19 Julho 2021
Quando criança, o Santo Padre foi cinéfilo, viu todos os filmes com Anna Magnani e Aldo Fabrizi. Pelo prazer da tela ou, quem sabe, talvez por nostalgia da Itália. Ele gostou muito de “Roma, cidade aberta”, porque o fez entender a grande tragédia da guerra. O seu filme preferido continua sendo “A estrada da vida”, de Federico Fellini, pela sua inspiração evangélica. E ele aprecia ainda hoje o cinema neorrealista como uma “escola de humanismo”, como uma “catequese de humanidade”.
O comentário é de Aldo Grasso, publicado em Corriere della Sera, 18-07-2021. A tradução é de Moisés Sbardelotto.
Na Itália que emergiu da guerra, sentia-se a necessidade de um renascimento político e social. Cineastas e diretores queriam ser os artífices dessa renovação. Propuseram um cinema que escavava a realidade do presente e do passado mais recente, trazendo à tona histórias, temas e personagens daquele mundo sobre o qual era preciso agir: o cinema neorrealista caracterizou-se imediatamente pelo seu forte compromisso social.
E podemos imaginar o efeito daqueles filmes para quem havia emigrado para o exterior, para fugir da ditadura ou da miséria. Ainda hoje, é difícil de explicar o que foi o cinema neorrealista, criatura polimórfica. Foi uma agregação de fenômenos heterogêneos? O nome de uma batalha? Uma ética da estética? Uma mistura de ideologia e poética? Uma coincidência? Um passeio entre as nuvens ou uma obsessão?
Alguns filmes daquele período continuam sendo extraordinários porque são fruto de um artifício de uma destinação incerta e ironicamente fatal. Eles parecem feitos magicamente por uma única pessoa. Aparentemente claros e determinados, de feliz transparência, são transitáveis em diferentes direções, inesgotáveis e insensatas (que ideia, transformar uma bicicleta em uma máquina narrativa!).
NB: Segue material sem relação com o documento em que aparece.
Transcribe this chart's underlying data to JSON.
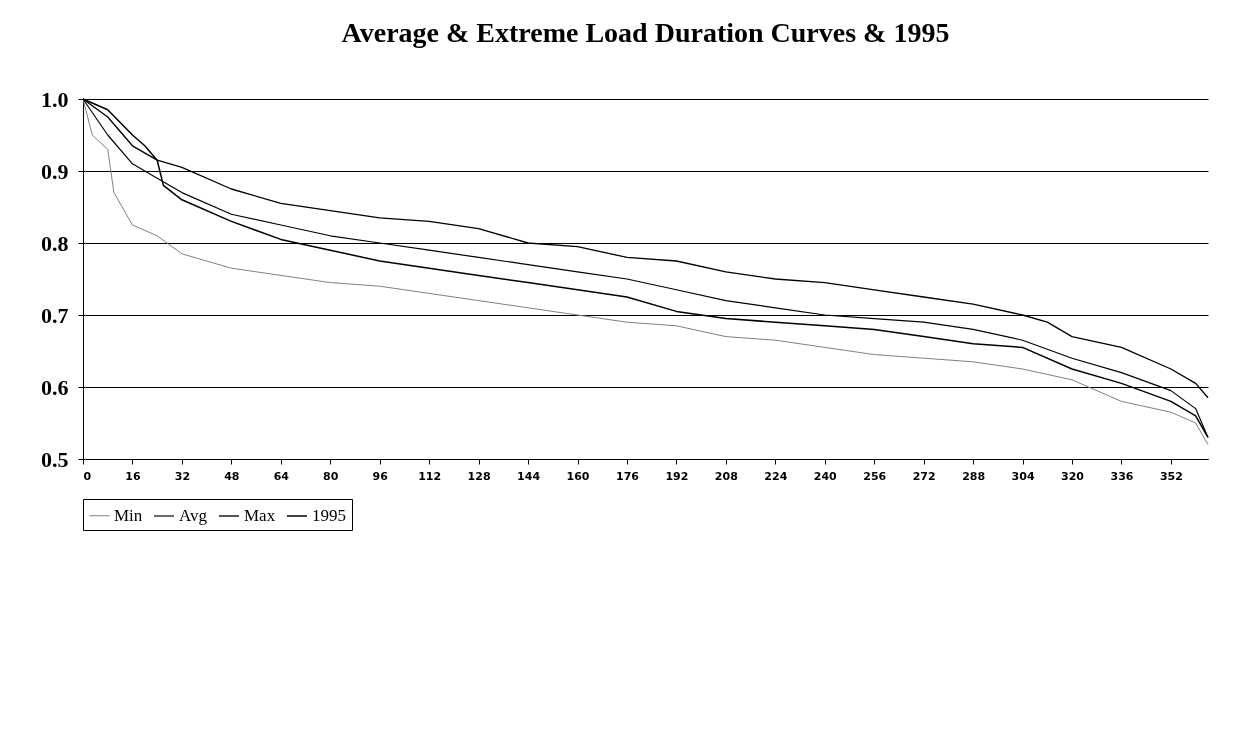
{
  "chart_data": {
    "type": "line",
    "title": "Average & Extreme Load Duration Curves & 1995",
    "xlim": [
      0,
      364
    ],
    "xticks": [
      0,
      16,
      32,
      48,
      64,
      80,
      96,
      112,
      128,
      144,
      160,
      176,
      192,
      208,
      224,
      240,
      256,
      272,
      288,
      304,
      320,
      336,
      352
    ],
    "ylim": [
      0.5,
      1.0
    ],
    "yticks": [
      {
        "value": 0.5,
        "label": "0.5"
      },
      {
        "value": 0.6,
        "label": "0.6"
      },
      {
        "value": 0.7,
        "label": "0.7"
      },
      {
        "value": 0.8,
        "label": "0.8"
      },
      {
        "value": 0.9,
        "label": "0.9"
      },
      {
        "value": 1.0,
        "label": "1.0"
      }
    ],
    "grid": "y",
    "legend": "bottom",
    "marker": "none",
    "line_style": "solid",
    "series": [
      {
        "name": "Min",
        "color": "#808080",
        "x": [
          0,
          3,
          8,
          10,
          16,
          24,
          32,
          48,
          64,
          80,
          96,
          112,
          128,
          144,
          160,
          176,
          192,
          208,
          224,
          240,
          256,
          272,
          288,
          304,
          320,
          336,
          352,
          360,
          364
        ],
        "values": [
          1.0,
          0.95,
          0.93,
          0.87,
          0.825,
          0.81,
          0.785,
          0.765,
          0.755,
          0.745,
          0.74,
          0.73,
          0.72,
          0.71,
          0.7,
          0.69,
          0.685,
          0.67,
          0.665,
          0.655,
          0.645,
          0.64,
          0.635,
          0.625,
          0.61,
          0.58,
          0.565,
          0.55,
          0.52
        ]
      },
      {
        "name": "Avg",
        "color": "#000000",
        "x": [
          0,
          8,
          16,
          24,
          32,
          48,
          64,
          80,
          96,
          112,
          128,
          144,
          160,
          176,
          192,
          208,
          224,
          240,
          256,
          272,
          288,
          304,
          320,
          336,
          352,
          360,
          364
        ],
        "values": [
          1.0,
          0.95,
          0.91,
          0.89,
          0.87,
          0.84,
          0.825,
          0.81,
          0.8,
          0.79,
          0.78,
          0.77,
          0.76,
          0.75,
          0.735,
          0.72,
          0.71,
          0.7,
          0.695,
          0.69,
          0.68,
          0.665,
          0.64,
          0.62,
          0.595,
          0.57,
          0.53
        ]
      },
      {
        "name": "Max",
        "color": "#000000",
        "x": [
          0,
          8,
          16,
          24,
          32,
          48,
          64,
          80,
          96,
          112,
          128,
          144,
          160,
          176,
          192,
          208,
          224,
          240,
          256,
          272,
          288,
          304,
          312,
          320,
          336,
          352,
          360,
          364
        ],
        "values": [
          1.0,
          0.975,
          0.935,
          0.915,
          0.905,
          0.875,
          0.855,
          0.845,
          0.835,
          0.83,
          0.82,
          0.8,
          0.795,
          0.78,
          0.775,
          0.76,
          0.75,
          0.745,
          0.735,
          0.725,
          0.715,
          0.7,
          0.69,
          0.67,
          0.655,
          0.625,
          0.605,
          0.585
        ]
      },
      {
        "name": "1995",
        "color": "#000000",
        "x": [
          0,
          8,
          16,
          20,
          24,
          26,
          32,
          48,
          64,
          80,
          96,
          112,
          128,
          144,
          160,
          176,
          192,
          208,
          224,
          240,
          256,
          272,
          288,
          304,
          320,
          336,
          352,
          360,
          364
        ],
        "values": [
          1.0,
          0.985,
          0.95,
          0.935,
          0.915,
          0.88,
          0.86,
          0.83,
          0.805,
          0.79,
          0.775,
          0.765,
          0.755,
          0.745,
          0.735,
          0.725,
          0.705,
          0.695,
          0.69,
          0.685,
          0.68,
          0.67,
          0.66,
          0.655,
          0.625,
          0.605,
          0.58,
          0.56,
          0.53
        ]
      }
    ]
  }
}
É precisamente a sua “ambiguidade” linguística que os torna duradouros.
Para o Santo Padre, o neorrealismo é uma educação ao olhar e, a esse respeito, cita Simone Weil, que dedicou ao tema reflexões de intensa espiritualidade. Em “Espera de Deus”, ela escreve: “Uma das verdades fundamentais do cristianismo, hoje ignorada por todos, é que o olhar é o que salva”. Bastaria hoje redescobrir um pouco da coragem com que Simone Weil se concentrava em um fino feixe de palavras (Amor, Bem, Fé, Beleza, Necessidade, Limite, Sacrifício...), para restituir a elas a sua força incendiária. Muitas páginas dos escritos de Simone Weil são fogo que queima para que os nossos olhos possam ver melhor, em profundidade.
O curioso é que Roberto Rossellini se inspirou justamente na figura de Simone Weil para delinear a personagem de Irene, de “Europa 51”: não basta se deter no visível, que está diante dos olhos, é preciso, a todo o custo, buscar o invisível, que está atrás dos olhos.